QUAL É O PROPÓSITO DA COLHER NA GRAVATA?
O uso da colher na gravata não é Praxe e não tem qualquer fundamento na tradição académica.[5]
Nunca se usou qualquer colher no traje estudantil, aliás apenas a partir da 2ª metade do séc. XIX é que os tunos espanhóis usavam colheres de madeira (1 ou 2) no seu bicórneo (algo que caiu em desuso generalizado a partir da década de 1920).[5]
Em Portugal não há qualquer tradição de uso de colheres na gravata.[5] Ainda para mais colheres roubadas, como muitos códigos estipulam. Promover o roubo num código de praxe é um atentado à Praxe e à Lei Portuguesa.

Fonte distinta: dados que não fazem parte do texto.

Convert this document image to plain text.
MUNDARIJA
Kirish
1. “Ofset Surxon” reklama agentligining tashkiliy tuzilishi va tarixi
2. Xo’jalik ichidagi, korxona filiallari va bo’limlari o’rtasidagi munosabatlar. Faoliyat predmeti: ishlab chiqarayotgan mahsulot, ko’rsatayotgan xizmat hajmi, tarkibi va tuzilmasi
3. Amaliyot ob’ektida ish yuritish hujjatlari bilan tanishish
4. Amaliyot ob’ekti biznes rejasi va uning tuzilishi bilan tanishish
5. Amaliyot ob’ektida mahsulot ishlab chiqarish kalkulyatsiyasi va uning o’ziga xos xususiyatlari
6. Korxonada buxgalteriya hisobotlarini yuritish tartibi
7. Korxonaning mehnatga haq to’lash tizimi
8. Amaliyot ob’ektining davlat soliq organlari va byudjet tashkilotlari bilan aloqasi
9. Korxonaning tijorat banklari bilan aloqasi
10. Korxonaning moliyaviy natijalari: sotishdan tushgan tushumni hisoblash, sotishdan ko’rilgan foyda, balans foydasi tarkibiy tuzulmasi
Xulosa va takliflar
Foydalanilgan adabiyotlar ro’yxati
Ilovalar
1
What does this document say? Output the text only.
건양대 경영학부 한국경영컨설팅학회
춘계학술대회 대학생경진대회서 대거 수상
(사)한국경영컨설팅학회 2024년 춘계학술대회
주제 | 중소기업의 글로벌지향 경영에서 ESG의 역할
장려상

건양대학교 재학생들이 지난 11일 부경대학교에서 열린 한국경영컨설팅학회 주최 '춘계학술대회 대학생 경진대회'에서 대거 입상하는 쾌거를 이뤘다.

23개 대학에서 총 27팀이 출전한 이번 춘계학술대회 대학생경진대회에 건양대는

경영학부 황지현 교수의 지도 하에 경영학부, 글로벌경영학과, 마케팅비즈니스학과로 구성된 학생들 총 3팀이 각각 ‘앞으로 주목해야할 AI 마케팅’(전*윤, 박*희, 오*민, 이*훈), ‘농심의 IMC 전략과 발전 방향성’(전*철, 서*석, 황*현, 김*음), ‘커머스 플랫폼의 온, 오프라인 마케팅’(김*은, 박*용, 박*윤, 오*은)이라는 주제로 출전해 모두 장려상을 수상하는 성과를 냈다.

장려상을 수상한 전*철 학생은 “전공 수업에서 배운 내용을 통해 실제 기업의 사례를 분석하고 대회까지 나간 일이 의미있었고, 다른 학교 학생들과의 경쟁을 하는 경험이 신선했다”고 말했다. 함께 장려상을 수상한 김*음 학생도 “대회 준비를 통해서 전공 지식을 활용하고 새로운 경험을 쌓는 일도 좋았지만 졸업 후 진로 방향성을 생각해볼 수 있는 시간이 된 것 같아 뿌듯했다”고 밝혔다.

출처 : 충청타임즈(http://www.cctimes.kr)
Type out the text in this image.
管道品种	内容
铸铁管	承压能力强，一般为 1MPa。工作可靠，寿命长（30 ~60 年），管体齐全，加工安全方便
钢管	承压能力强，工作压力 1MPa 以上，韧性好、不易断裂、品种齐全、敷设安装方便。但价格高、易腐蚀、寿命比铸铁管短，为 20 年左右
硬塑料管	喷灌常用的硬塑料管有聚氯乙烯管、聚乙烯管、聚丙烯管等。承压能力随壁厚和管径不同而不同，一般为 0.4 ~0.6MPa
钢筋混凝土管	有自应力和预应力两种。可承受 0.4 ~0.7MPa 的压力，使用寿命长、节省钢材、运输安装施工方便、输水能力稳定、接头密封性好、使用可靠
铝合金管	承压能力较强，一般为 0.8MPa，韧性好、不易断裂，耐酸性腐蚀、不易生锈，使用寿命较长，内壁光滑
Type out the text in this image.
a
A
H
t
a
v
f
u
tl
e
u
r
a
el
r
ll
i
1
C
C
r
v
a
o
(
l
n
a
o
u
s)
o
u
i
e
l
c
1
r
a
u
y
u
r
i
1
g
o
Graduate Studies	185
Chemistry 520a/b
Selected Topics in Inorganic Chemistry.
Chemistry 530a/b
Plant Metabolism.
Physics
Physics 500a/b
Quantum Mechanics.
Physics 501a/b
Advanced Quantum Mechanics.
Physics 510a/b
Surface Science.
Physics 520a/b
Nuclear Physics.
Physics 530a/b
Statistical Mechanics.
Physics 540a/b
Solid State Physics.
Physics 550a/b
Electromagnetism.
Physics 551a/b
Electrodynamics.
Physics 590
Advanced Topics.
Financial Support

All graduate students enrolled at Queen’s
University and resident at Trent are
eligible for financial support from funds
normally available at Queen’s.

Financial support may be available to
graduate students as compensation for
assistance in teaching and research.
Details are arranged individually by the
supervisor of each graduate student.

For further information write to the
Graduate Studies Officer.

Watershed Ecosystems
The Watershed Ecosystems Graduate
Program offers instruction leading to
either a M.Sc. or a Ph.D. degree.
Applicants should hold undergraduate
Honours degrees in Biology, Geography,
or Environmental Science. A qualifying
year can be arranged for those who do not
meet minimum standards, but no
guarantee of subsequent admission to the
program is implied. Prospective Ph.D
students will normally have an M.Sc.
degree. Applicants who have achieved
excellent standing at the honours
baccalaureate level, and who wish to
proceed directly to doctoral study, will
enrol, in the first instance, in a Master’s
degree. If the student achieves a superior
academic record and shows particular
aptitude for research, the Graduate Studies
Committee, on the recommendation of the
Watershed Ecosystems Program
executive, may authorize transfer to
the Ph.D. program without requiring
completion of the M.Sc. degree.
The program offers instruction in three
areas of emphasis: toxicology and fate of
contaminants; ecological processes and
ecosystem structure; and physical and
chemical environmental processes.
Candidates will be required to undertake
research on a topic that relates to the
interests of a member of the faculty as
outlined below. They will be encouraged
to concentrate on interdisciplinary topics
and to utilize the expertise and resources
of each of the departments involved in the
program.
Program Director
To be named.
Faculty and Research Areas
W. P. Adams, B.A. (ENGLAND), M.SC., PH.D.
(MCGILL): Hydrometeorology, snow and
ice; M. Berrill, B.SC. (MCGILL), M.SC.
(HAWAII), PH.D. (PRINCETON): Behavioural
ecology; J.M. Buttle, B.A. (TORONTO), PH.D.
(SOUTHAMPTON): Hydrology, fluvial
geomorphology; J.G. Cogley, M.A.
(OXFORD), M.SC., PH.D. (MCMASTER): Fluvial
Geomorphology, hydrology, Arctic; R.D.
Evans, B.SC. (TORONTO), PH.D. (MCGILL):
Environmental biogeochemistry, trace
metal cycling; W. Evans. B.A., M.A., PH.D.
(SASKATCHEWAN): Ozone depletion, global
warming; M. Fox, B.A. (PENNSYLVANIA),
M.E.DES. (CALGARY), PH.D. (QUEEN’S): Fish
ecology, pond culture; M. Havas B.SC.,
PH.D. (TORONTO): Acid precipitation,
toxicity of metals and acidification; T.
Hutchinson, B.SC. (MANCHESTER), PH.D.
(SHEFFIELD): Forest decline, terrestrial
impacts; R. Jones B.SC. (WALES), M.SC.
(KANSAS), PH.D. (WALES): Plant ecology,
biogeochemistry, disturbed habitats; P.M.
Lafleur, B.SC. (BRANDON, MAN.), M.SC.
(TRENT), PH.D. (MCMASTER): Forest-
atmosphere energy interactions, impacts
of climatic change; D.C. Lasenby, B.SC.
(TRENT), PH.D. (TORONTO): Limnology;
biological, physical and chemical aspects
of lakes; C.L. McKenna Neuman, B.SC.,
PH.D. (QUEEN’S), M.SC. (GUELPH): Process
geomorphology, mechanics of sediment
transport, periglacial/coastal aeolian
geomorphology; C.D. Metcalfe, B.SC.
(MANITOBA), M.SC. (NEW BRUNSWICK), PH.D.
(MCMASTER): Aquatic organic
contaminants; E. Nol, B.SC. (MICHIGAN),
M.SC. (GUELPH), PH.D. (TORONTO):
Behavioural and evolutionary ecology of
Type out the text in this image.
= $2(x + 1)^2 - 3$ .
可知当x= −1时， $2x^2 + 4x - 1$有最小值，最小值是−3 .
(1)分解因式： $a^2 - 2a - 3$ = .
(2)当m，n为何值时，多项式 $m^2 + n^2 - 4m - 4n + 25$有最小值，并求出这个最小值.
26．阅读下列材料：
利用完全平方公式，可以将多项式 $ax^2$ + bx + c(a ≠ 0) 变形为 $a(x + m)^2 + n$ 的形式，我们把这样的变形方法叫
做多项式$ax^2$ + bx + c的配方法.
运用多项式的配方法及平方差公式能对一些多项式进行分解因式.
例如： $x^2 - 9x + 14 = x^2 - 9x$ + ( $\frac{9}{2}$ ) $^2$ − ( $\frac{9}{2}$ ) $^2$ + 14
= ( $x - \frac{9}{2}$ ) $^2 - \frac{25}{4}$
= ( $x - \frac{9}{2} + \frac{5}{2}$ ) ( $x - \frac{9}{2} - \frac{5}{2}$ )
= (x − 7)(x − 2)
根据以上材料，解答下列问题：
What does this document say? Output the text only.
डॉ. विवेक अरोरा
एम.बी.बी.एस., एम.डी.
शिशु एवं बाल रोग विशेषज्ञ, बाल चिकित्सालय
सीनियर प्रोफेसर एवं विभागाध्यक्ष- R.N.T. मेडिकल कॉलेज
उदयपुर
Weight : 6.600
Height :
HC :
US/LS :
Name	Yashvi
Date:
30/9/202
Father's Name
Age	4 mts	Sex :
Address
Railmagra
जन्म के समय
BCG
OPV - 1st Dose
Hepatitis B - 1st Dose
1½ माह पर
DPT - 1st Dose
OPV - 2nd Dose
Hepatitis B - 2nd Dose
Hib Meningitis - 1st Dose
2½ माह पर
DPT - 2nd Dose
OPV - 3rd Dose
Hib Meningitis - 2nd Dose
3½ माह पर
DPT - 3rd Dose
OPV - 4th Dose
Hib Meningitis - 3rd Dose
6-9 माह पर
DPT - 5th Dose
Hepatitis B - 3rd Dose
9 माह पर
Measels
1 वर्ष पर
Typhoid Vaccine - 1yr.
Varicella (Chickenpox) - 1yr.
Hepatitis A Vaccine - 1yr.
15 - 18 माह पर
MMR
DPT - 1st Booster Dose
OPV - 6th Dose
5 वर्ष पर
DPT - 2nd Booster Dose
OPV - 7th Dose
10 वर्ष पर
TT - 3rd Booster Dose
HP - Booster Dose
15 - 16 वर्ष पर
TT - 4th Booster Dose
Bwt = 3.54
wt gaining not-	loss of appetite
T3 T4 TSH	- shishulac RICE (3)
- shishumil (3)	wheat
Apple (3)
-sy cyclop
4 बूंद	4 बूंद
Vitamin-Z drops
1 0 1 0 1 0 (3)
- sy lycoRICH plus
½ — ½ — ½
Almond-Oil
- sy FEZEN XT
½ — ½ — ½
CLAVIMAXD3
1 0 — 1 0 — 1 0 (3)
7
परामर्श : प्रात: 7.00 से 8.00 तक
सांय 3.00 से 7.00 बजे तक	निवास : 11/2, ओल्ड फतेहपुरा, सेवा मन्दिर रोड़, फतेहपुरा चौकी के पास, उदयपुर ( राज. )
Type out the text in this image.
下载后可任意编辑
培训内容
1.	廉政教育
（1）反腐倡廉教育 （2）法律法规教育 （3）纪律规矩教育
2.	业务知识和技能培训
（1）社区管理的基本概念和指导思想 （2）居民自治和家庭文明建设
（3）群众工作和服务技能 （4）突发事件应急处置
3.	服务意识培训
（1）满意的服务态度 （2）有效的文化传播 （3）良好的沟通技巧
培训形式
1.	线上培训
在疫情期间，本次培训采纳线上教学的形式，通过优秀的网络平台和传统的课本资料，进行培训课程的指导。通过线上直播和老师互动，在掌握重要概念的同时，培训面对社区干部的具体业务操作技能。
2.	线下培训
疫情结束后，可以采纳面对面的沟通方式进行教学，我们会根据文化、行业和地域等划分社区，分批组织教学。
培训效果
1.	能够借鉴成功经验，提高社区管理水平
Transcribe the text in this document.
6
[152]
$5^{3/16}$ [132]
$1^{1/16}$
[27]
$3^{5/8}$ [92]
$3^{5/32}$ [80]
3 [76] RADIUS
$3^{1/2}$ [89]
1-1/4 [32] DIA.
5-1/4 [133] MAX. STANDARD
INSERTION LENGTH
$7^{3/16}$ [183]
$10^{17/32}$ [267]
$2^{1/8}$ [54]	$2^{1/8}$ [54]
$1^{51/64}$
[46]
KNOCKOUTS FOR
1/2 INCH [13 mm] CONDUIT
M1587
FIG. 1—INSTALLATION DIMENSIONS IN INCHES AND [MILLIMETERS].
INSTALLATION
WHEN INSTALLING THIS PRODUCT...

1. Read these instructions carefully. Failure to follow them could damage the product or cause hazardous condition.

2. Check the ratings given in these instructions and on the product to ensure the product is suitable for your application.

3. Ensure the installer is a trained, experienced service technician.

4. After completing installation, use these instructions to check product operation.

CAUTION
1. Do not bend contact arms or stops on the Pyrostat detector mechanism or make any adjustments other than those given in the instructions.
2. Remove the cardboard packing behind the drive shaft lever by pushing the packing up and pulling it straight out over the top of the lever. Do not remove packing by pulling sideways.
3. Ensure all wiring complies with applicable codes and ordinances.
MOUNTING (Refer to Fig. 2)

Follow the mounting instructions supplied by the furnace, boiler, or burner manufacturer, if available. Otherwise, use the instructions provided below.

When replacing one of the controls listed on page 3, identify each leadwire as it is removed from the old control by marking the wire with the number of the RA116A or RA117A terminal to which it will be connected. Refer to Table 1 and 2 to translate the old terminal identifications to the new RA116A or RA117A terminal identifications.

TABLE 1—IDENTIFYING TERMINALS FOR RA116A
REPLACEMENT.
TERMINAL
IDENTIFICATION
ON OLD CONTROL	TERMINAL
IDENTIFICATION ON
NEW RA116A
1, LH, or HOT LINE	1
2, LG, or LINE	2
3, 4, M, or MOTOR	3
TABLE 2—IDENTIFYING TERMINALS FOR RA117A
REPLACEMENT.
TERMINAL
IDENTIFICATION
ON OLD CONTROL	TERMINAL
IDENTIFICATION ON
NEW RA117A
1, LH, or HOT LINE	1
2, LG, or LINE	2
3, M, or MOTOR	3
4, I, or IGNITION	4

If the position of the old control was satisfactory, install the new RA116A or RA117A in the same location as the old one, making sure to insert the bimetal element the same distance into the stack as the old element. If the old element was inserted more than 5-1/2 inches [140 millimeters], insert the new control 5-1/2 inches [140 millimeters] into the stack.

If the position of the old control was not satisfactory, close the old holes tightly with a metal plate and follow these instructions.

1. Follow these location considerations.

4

A Praxe respeita acima de tudo a Lei Portuguesa.
Em Praxe temos a colher enquanto insígnia de Praxe e nada mais.
É VERDADE QUE NÃO SE PODE LAVAR A CAPA?
Não, de todo!
No tempo em que o traje era a indumentária diária do estudante (quando o uso era obrigatório) era natural que ele se sujasse e rompesse com o uso intensivo, e os estudantes que não tinham posses não podiam pagar outro traje.[6]
No entanto, o uso do traje aprumado e limpo era obrigatório!!! Não existem registos de estudantes com trajes imundos, porque o aprumo era uma obrigatoriedade.[6] Portantom não existe qualquer fundamento histórico para não se lavar o traje ou a capa, antes pelo contrário!
Edital de 25/04/1862: "qualquer estudante que for encontrado em público com vestido talar académico, sem ser limpo e decente, como ordena o art.º 27 do Regulamento da Polícia Académica de 25 de Novembro de 1839, será recolhido à casa de detenção académica pelso empregados da Polícia Académica que o encontrarem, ou dele tiverem notícia, dando-me logo parte de assim o terem praticado".[6]


SÓ POSSO ESTAR AFASTADO DA CAPA X METROS?
Não existe qualquer regra que determine quantos metros nos podemos afastar da nossa capa.[4] Aqui impera o bom senso. Se eu não quero perder a capa nem quero que seja roubada então é boa ideia não a deixar fora de vista (preferível seria não a abandonar).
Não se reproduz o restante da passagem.